1000TodeSeit ein paar Wochen tauchen in meinen sozialen Netzwerk-Accounts immer wieder Posts und Tweets zu einem E-Book-Projekt auf, das unter dem Namen Tausend Tode schreiben steht. Wochenlang habe ich die Hinweise immer wieder weggeklickt – was sollte ich mit so einem E-Book schon zu tun haben? – bis ich an einem freien Nachmittag mal genau nachgelesen und nachgedacht habe. Dann hat es Klick in meinem Hirn gemacht.
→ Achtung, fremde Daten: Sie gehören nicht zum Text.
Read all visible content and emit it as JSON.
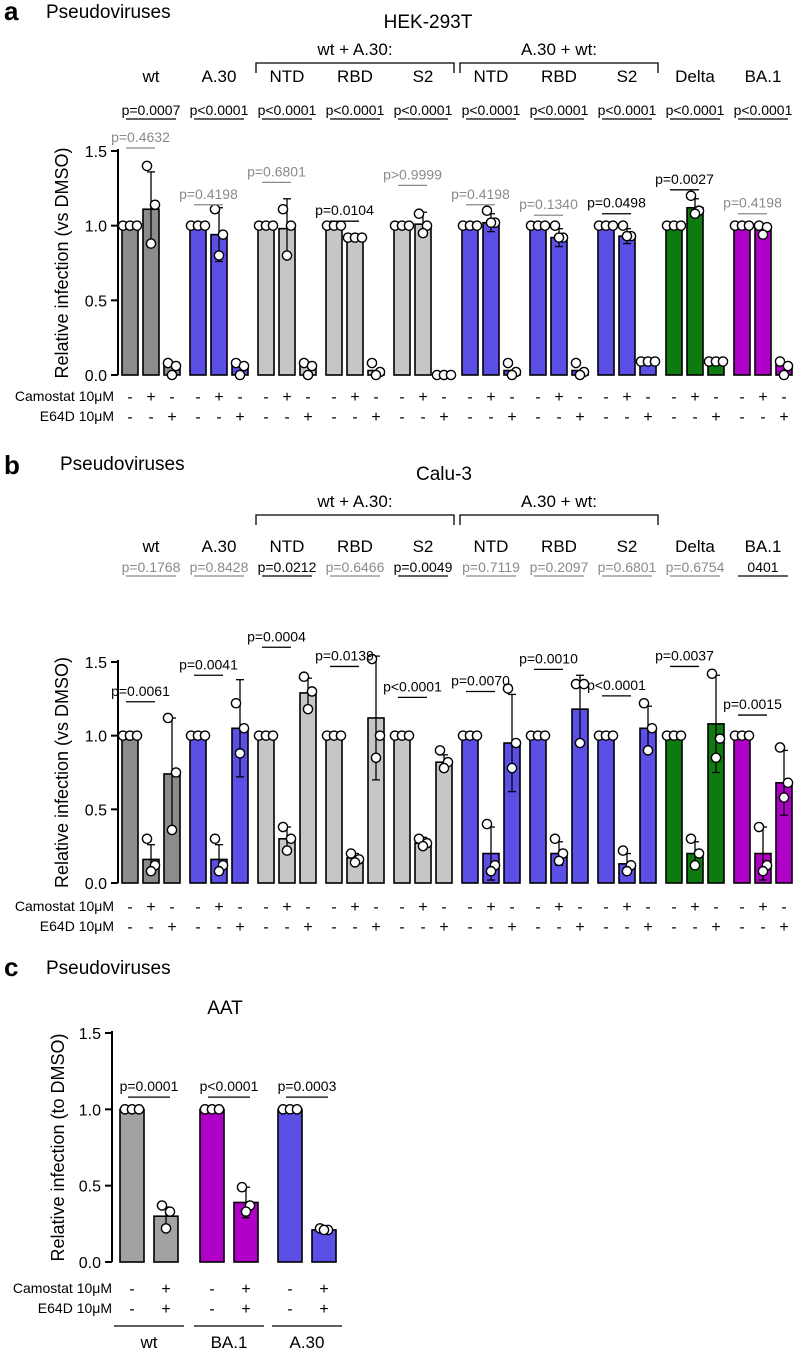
{
  "colors": {
    "darkgray": "#8c8c8c",
    "lightgray": "#c6c6c6",
    "blue": "#5b4fe6",
    "green": "#0f7a0f",
    "magenta": "#b000c8",
    "gray": "#a2a2a2",
    "sig_text": "#000000",
    "nonsig_text": "#8a8a8a"
  },
  "chart_data": [
    {
      "panel": "a",
      "type": "bar",
      "subtitle": "Pseudoviruses",
      "title": "HEK-293T",
      "ylabel": "Relative infection (vs DMSO)",
      "ylim": [
        0,
        1.5
      ],
      "yticks": [
        "0.0",
        "0.5",
        "1.0",
        "1.5"
      ],
      "row_labels": [
        "Camostat 10μM",
        "E64D 10μM"
      ],
      "row_symbols": [
        [
          "-",
          "+",
          "-"
        ],
        [
          "-",
          "-",
          "+"
        ]
      ],
      "group_brackets": [
        {
          "label": "wt + A.30:",
          "from": 2,
          "to": 4
        },
        {
          "label": "A.30 + wt:",
          "from": 5,
          "to": 7
        }
      ],
      "groups": [
        {
          "label": "wt",
          "color_key": "darkgray",
          "values": [
            1.0,
            1.11,
            0.07
          ],
          "errors": [
            0,
            0.25,
            0
          ],
          "points": [
            [
              1.0,
              1.0,
              1.0
            ],
            [
              1.4,
              1.14,
              0.88
            ],
            [
              0.08,
              0.06,
              0.0
            ]
          ],
          "top_p": "p=0.0007",
          "top_sig": true,
          "inner_p": "p=0.4632",
          "inner_sig": false
        },
        {
          "label": "A.30",
          "color_key": "blue",
          "values": [
            1.0,
            0.94,
            0.07
          ],
          "errors": [
            0,
            0.18,
            0
          ],
          "points": [
            [
              1.0,
              1.0,
              1.0
            ],
            [
              1.11,
              0.94,
              0.8
            ],
            [
              0.08,
              0.06,
              0.0
            ]
          ],
          "top_p": "p<0.0001",
          "top_sig": true,
          "inner_p": "p=0.4198",
          "inner_sig": false
        },
        {
          "label": "NTD",
          "color_key": "lightgray",
          "values": [
            1.0,
            0.98,
            0.07
          ],
          "errors": [
            0,
            0.2,
            0
          ],
          "points": [
            [
              1.0,
              1.0,
              1.0
            ],
            [
              1.11,
              1.0,
              0.8
            ],
            [
              0.08,
              0.06,
              0.0
            ]
          ],
          "top_p": "p<0.0001",
          "top_sig": true,
          "inner_p": "p=0.6801",
          "inner_sig": false
        },
        {
          "label": "RBD",
          "color_key": "lightgray",
          "values": [
            1.0,
            0.91,
            0.03
          ],
          "errors": [
            0,
            0,
            0
          ],
          "points": [
            [
              1.0,
              1.0,
              1.0
            ],
            [
              0.92,
              0.92,
              0.92
            ],
            [
              0.08,
              0.02,
              0.0
            ]
          ],
          "top_p": "p<0.0001",
          "top_sig": true,
          "inner_p": "p=0.0104",
          "inner_sig": true
        },
        {
          "label": "S2",
          "color_key": "lightgray",
          "values": [
            1.0,
            1.01,
            0.0
          ],
          "errors": [
            0,
            0.08,
            0
          ],
          "points": [
            [
              1.0,
              1.0,
              1.0
            ],
            [
              1.08,
              1.0,
              0.95
            ],
            [
              0.0,
              0.0,
              0.0
            ]
          ],
          "top_p": "p<0.0001",
          "top_sig": true,
          "inner_p": "p>0.9999",
          "inner_sig": false
        },
        {
          "label": "NTD",
          "color_key": "blue",
          "values": [
            1.0,
            1.02,
            0.03
          ],
          "errors": [
            0,
            0.06,
            0
          ],
          "points": [
            [
              1.0,
              1.0,
              1.0
            ],
            [
              1.1,
              1.02,
              1.02
            ],
            [
              0.08,
              0.02,
              0.0
            ]
          ],
          "top_p": "p<0.0001",
          "top_sig": true,
          "inner_p": "p=0.4198",
          "inner_sig": false
        },
        {
          "label": "RBD",
          "color_key": "blue",
          "values": [
            1.0,
            0.92,
            0.03
          ],
          "errors": [
            0,
            0.06,
            0
          ],
          "points": [
            [
              1.0,
              1.0,
              1.0
            ],
            [
              1.0,
              0.92,
              0.92
            ],
            [
              0.08,
              0.02,
              0.0
            ]
          ],
          "top_p": "p<0.0001",
          "top_sig": true,
          "inner_p": "p=0.1340",
          "inner_sig": false
        },
        {
          "label": "S2",
          "color_key": "blue",
          "values": [
            1.0,
            0.93,
            0.08
          ],
          "errors": [
            0,
            0.05,
            0
          ],
          "points": [
            [
              1.0,
              1.0,
              1.0
            ],
            [
              1.0,
              0.93,
              0.93
            ],
            [
              0.09,
              0.09,
              0.09
            ]
          ],
          "top_p": "p<0.0001",
          "top_sig": true,
          "inner_p": "p=0.0498",
          "inner_sig": true
        },
        {
          "label": "Delta",
          "color_key": "green",
          "values": [
            1.0,
            1.12,
            0.08
          ],
          "errors": [
            0,
            0.06,
            0
          ],
          "points": [
            [
              1.0,
              1.0,
              1.0
            ],
            [
              1.2,
              1.1,
              1.08
            ],
            [
              0.09,
              0.09,
              0.09
            ]
          ],
          "top_p": "p<0.0001",
          "top_sig": true,
          "inner_p": "p=0.0027",
          "inner_sig": true
        },
        {
          "label": "BA.1",
          "color_key": "magenta",
          "values": [
            1.0,
            0.98,
            0.07
          ],
          "errors": [
            0,
            0.03,
            0
          ],
          "points": [
            [
              1.0,
              1.0,
              1.0
            ],
            [
              1.0,
              0.99,
              0.94
            ],
            [
              0.09,
              0.06,
              0.0
            ]
          ],
          "top_p": "p<0.0001",
          "top_sig": true,
          "inner_p": "p=0.4198",
          "inner_sig": false
        }
      ]
    },
    {
      "panel": "b",
      "type": "bar",
      "subtitle": "Pseudoviruses",
      "title": "Calu-3",
      "ylabel": "Relative infection (vs DMSO)",
      "ylim": [
        0,
        1.5
      ],
      "yticks": [
        "0.0",
        "0.5",
        "1.0",
        "1.5"
      ],
      "row_labels": [
        "Camostat 10μM",
        "E64D 10μM"
      ],
      "row_symbols": [
        [
          "-",
          "+",
          "-"
        ],
        [
          "-",
          "-",
          "+"
        ]
      ],
      "group_brackets": [
        {
          "label": "wt + A.30:",
          "from": 2,
          "to": 4
        },
        {
          "label": "A.30 + wt:",
          "from": 5,
          "to": 7
        }
      ],
      "groups": [
        {
          "label": "wt",
          "color_key": "darkgray",
          "values": [
            1.0,
            0.16,
            0.74
          ],
          "errors": [
            0,
            0.1,
            0.38
          ],
          "points": [
            [
              1.0,
              1.0,
              1.0
            ],
            [
              0.3,
              0.12,
              0.08
            ],
            [
              1.12,
              0.75,
              0.36
            ]
          ],
          "top_p": "p=0.1768",
          "top_sig": false,
          "inner_p": "p=0.0061",
          "inner_sig": true
        },
        {
          "label": "A.30",
          "color_key": "blue",
          "values": [
            1.0,
            0.16,
            1.05
          ],
          "errors": [
            0,
            0.1,
            0.33
          ],
          "points": [
            [
              1.0,
              1.0,
              1.0
            ],
            [
              0.3,
              0.12,
              0.08
            ],
            [
              1.22,
              1.05,
              0.88
            ]
          ],
          "top_p": "p=0.8428",
          "top_sig": false,
          "inner_p": "p=0.0041",
          "inner_sig": true
        },
        {
          "label": "NTD",
          "color_key": "lightgray",
          "values": [
            1.0,
            0.3,
            1.29
          ],
          "errors": [
            0,
            0.08,
            0.1
          ],
          "points": [
            [
              1.0,
              1.0,
              1.0
            ],
            [
              0.38,
              0.3,
              0.22
            ],
            [
              1.4,
              1.3,
              1.18
            ]
          ],
          "top_p": "p=0.0212",
          "top_sig": true,
          "inner_p": "p=0.0004",
          "inner_sig": true
        },
        {
          "label": "RBD",
          "color_key": "lightgray",
          "values": [
            1.0,
            0.17,
            1.12
          ],
          "errors": [
            0,
            0.03,
            0.42
          ],
          "points": [
            [
              1.0,
              1.0,
              1.0
            ],
            [
              0.2,
              0.16,
              0.14
            ],
            [
              1.52,
              1.0,
              0.85
            ]
          ],
          "top_p": "p=0.6466",
          "top_sig": false,
          "inner_p": "p=0.0139",
          "inner_sig": true
        },
        {
          "label": "S2",
          "color_key": "lightgray",
          "values": [
            1.0,
            0.27,
            0.82
          ],
          "errors": [
            0,
            0.04,
            0.05
          ],
          "points": [
            [
              1.0,
              1.0,
              1.0
            ],
            [
              0.3,
              0.27,
              0.25
            ],
            [
              0.9,
              0.82,
              0.78
            ]
          ],
          "top_p": "p=0.0049",
          "top_sig": true,
          "inner_p": "p<0.0001",
          "inner_sig": true
        },
        {
          "label": "NTD",
          "color_key": "blue",
          "values": [
            1.0,
            0.2,
            0.95
          ],
          "errors": [
            0,
            0.18,
            0.33
          ],
          "points": [
            [
              1.0,
              1.0,
              1.0
            ],
            [
              0.4,
              0.12,
              0.08
            ],
            [
              1.32,
              0.95,
              0.78
            ]
          ],
          "top_p": "p=0.7119",
          "top_sig": false,
          "inner_p": "p=0.0070",
          "inner_sig": true
        },
        {
          "label": "RBD",
          "color_key": "blue",
          "values": [
            1.0,
            0.2,
            1.18
          ],
          "errors": [
            0,
            0.08,
            0.23
          ],
          "points": [
            [
              1.0,
              1.0,
              1.0
            ],
            [
              0.3,
              0.2,
              0.15
            ],
            [
              1.35,
              1.35,
              0.95
            ]
          ],
          "top_p": "p=0.2097",
          "top_sig": false,
          "inner_p": "p=0.0010",
          "inner_sig": true
        },
        {
          "label": "S2",
          "color_key": "blue",
          "values": [
            1.0,
            0.13,
            1.05
          ],
          "errors": [
            0,
            0.07,
            0.15
          ],
          "points": [
            [
              1.0,
              1.0,
              1.0
            ],
            [
              0.22,
              0.12,
              0.08
            ],
            [
              1.22,
              1.05,
              0.9
            ]
          ],
          "top_p": "p=0.6801",
          "top_sig": false,
          "inner_p": "p<0.0001",
          "inner_sig": true
        },
        {
          "label": "Delta",
          "color_key": "green",
          "values": [
            1.0,
            0.2,
            1.08
          ],
          "errors": [
            0,
            0.08,
            0.33
          ],
          "points": [
            [
              1.0,
              1.0,
              1.0
            ],
            [
              0.3,
              0.2,
              0.12
            ],
            [
              1.42,
              0.98,
              0.85
            ]
          ],
          "top_p": "p=0.6754",
          "top_sig": false,
          "inner_p": "p=0.0037",
          "inner_sig": true
        },
        {
          "label": "BA.1",
          "color_key": "magenta",
          "values": [
            1.0,
            0.2,
            0.68
          ],
          "errors": [
            0,
            0.18,
            0.22
          ],
          "points": [
            [
              1.0,
              1.0,
              1.0
            ],
            [
              0.38,
              0.12,
              0.08
            ],
            [
              0.92,
              0.68,
              0.58
            ]
          ],
          "top_p": "0401",
          "top_sig": true,
          "inner_p": "p=0.0015",
          "inner_sig": true
        }
      ]
    },
    {
      "panel": "c",
      "type": "bar",
      "subtitle": "Pseudoviruses",
      "title": "AAT",
      "ylabel": "Relative infection (to DMSO)",
      "ylim": [
        0,
        1.5
      ],
      "yticks": [
        "0.0",
        "0.5",
        "1.0",
        "1.5"
      ],
      "row_labels": [
        "Camostat 10μM",
        "E64D 10μM"
      ],
      "row_symbols": [
        [
          "-",
          "+"
        ],
        [
          "-",
          "+"
        ]
      ],
      "groups": [
        {
          "label": "wt",
          "color_key": "gray",
          "values": [
            1.0,
            0.3
          ],
          "errors": [
            0,
            0.06
          ],
          "points": [
            [
              1.0,
              1.0,
              1.0
            ],
            [
              0.37,
              0.33,
              0.22
            ]
          ],
          "inner_p": "p=0.0001",
          "inner_sig": true
        },
        {
          "label": "BA.1",
          "color_key": "magenta",
          "values": [
            1.0,
            0.39
          ],
          "errors": [
            0,
            0.1
          ],
          "points": [
            [
              1.0,
              1.0,
              1.0
            ],
            [
              0.49,
              0.37,
              0.33
            ]
          ],
          "inner_p": "p<0.0001",
          "inner_sig": true
        },
        {
          "label": "A.30",
          "color_key": "blue",
          "values": [
            1.0,
            0.21
          ],
          "errors": [
            0,
            0.01
          ],
          "points": [
            [
              1.0,
              1.0,
              1.0
            ],
            [
              0.22,
              0.21,
              0.21
            ]
          ],
          "inner_p": "p=0.0003",
          "inner_sig": true
        }
      ]
    }
  ]
}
Hinter diesem Projekt von Verlegerin Christiane Frohmann steht die Idee, ein Bild vom Tod zu vermitteln, so wie er in unserer Gesellschaft in mannigfaltiger Art vorkommt und wahrgenommen wird. Tausend kurze Texte über persönliche Ansichten und Erlebnisse mit dem Tod sollen dafür gesammelt werden. In der aktuellen Ausgabe sind 350 zutiefst subjektive Geschichten, mal länger, mal kürzer, vereint.
Noch habe ich nicht alle gelesen. Man kann sie auch gar nicht alle in einem Rutsch lesen, zu anrührend und bewegend, zu traurig sind diese Texte oftmals. Da sterben Lebenspartner, Eltern, Verwandte, Freunde, am Alter, an schlimmen Krankheiten, gefallenen Kameraden wird die letzte Ehre erwiesen, man reist zu letzten Begegnungen, erlebt Unfälle und tödliche Zufälle, da kämpft man mit bürokratischem Wahnsinn beim Abmelden eines Telefonanschlusses, kämpft gegen Depressionen, macht sich auf den eigenen Tod gefasst.
Manchmal bleibt man als Leser sprachlos zurück, mit einem Kloß im Hals. Man kommt unwillkürlich ins Grübeln und ist doch irgendwie getröstet, weil diese Anthologie einem zwar mit aller Wucht das Unvermeidliche vor Augen führt, dabei aber zeigt, dass man nicht allein ist.

Tausend Tode schreiben gleicht einem anwachsenden Requiem. Es gibt den Zurückgebliebenen einen Raum, ihre Erinnerungen, ihren Schmerz zu teilen. Den Lesern liefert es ein facettenreiches Puzzle, das jenseits von theoretischem Philosophieren und religiösen Hilfskonstruktionen den Tod zeigt, wie er im Alltag vorkommt, wie er Teil unseres Leben ist.

Meine Geschichte habe ich nach einer schlaflosen Nacht schließlich auch hinzugefügt. Sie hat die Nummer 349.

Christiane Frohmann (Hg.): Tausend Tode schreiben, Frohmann Verlag, e-book, 2015, 4,99 Euro

Die Autoren- und Herausgeberanteile am Erlös gehen als Spende an das Kinderhospiz Sonnenhof in Berlin-Pankow.